Once those tasks are clear, you look at how each one is carried out. For example:
- obtaining water may depend on a container, a way to collect it, and a method to make it safe to drink
- shelter may depend on materials, location, and weather conditions
These are the points where failure will stop the task, so they have to be understood before the system is built.
From there, you build the system so each task can still be completed even when a problem occurs. You avoid relying on a single tool or a single option. You prepare your equipment in advance, train to use it correctly, and maintain it so it works when needed.
The example that follows shows how this process is applied step by step, starting with a specific situation and building a complete system around the survival tasks required to manage it.
Conclusion
Survival systems must be resilient to ensure critical survival tasks can be completed in a survival situation. The situation determines the tasks that must be completed and defines the conditions those tasks must be performed under. Planning organizes how those tasks will be completed, and the system is built to support that plan.

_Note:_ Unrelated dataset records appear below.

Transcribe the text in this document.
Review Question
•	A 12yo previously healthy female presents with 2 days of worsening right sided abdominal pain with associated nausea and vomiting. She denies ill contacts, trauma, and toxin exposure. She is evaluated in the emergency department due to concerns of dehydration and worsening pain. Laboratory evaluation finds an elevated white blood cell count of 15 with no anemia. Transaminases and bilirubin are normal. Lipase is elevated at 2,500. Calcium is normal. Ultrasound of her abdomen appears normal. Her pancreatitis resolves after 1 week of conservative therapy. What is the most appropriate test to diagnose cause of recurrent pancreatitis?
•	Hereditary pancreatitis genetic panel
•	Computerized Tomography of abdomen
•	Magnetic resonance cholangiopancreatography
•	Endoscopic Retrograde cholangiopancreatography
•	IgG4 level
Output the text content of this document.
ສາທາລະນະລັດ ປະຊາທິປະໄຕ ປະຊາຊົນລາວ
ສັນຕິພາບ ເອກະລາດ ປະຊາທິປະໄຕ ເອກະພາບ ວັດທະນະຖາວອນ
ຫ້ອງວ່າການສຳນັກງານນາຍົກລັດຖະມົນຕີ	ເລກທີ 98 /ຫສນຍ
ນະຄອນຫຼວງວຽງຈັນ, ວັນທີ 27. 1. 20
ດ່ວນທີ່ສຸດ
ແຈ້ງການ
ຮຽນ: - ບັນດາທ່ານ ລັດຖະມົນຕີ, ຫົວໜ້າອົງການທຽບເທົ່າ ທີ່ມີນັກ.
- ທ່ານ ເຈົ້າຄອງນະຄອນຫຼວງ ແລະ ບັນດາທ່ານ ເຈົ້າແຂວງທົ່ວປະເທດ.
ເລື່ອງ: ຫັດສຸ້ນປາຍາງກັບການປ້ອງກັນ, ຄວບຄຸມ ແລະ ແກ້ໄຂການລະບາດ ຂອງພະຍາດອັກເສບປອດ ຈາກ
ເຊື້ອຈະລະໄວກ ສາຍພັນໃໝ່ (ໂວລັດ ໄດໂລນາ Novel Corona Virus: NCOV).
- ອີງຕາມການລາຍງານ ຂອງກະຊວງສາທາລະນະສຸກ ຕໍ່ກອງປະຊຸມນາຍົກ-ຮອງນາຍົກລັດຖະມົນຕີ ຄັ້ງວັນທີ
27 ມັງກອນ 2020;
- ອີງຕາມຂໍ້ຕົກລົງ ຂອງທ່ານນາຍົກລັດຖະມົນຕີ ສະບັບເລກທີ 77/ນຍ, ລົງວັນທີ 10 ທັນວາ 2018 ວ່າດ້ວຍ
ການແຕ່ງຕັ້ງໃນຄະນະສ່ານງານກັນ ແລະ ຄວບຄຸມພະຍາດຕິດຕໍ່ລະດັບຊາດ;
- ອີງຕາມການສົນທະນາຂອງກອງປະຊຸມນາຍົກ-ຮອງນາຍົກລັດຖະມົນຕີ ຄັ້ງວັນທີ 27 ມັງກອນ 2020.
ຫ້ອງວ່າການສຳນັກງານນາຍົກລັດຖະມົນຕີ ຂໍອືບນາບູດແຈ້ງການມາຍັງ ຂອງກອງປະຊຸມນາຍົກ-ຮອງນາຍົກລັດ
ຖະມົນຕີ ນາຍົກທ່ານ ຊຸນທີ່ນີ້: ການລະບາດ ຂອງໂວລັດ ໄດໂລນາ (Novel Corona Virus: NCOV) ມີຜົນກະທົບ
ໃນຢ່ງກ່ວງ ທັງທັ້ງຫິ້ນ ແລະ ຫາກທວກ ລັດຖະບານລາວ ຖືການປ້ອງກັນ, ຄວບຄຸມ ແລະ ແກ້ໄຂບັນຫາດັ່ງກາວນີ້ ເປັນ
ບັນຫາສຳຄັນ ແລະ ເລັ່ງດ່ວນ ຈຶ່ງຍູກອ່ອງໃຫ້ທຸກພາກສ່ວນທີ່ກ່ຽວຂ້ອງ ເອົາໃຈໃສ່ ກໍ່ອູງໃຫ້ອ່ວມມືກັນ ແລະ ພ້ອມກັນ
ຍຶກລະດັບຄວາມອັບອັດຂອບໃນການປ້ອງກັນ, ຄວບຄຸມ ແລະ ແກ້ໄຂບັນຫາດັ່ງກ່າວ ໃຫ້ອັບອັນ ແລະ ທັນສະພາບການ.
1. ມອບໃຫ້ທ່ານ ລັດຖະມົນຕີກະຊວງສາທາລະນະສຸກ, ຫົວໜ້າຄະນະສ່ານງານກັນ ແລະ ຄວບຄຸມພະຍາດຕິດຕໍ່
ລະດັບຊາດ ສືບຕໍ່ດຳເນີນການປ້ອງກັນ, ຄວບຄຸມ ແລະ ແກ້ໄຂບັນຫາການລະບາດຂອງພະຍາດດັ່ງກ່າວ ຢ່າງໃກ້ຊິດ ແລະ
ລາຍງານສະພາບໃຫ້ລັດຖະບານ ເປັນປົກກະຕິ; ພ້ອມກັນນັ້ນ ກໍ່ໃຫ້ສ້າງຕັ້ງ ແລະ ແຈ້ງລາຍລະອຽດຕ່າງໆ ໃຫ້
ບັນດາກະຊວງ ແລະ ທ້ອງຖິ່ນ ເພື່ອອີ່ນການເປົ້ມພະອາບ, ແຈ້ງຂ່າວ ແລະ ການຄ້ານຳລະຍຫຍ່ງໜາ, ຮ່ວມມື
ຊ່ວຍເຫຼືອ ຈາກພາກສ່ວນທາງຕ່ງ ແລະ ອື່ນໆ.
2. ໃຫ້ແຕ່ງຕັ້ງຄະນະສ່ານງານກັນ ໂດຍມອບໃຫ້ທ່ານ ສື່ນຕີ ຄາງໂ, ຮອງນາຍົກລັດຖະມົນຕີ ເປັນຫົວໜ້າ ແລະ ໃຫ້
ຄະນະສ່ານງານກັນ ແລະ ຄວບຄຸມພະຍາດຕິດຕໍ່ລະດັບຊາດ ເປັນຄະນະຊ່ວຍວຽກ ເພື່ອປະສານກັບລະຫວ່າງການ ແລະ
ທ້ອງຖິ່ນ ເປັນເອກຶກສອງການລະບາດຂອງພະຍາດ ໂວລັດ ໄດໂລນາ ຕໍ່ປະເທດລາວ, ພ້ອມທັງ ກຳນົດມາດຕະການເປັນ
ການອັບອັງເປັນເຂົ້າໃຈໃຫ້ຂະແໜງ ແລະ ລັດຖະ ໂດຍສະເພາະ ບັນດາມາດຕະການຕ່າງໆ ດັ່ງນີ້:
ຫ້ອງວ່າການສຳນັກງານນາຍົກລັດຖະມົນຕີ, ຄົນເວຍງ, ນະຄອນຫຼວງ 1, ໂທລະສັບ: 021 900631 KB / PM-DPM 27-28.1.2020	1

Dependencies and critical links show where the system can fail. These points must be identified and addressed so the task remains achievable. The Lone Wolf System of Threes strengthens the system by ensuring that a single tool failure does not prevent a task from being completed.
A resilient system is built by aligning planning, preparation, training, and equipment around task completion. When these parts work together, the system remains reliable and capable of completing survival tasks when problems occur.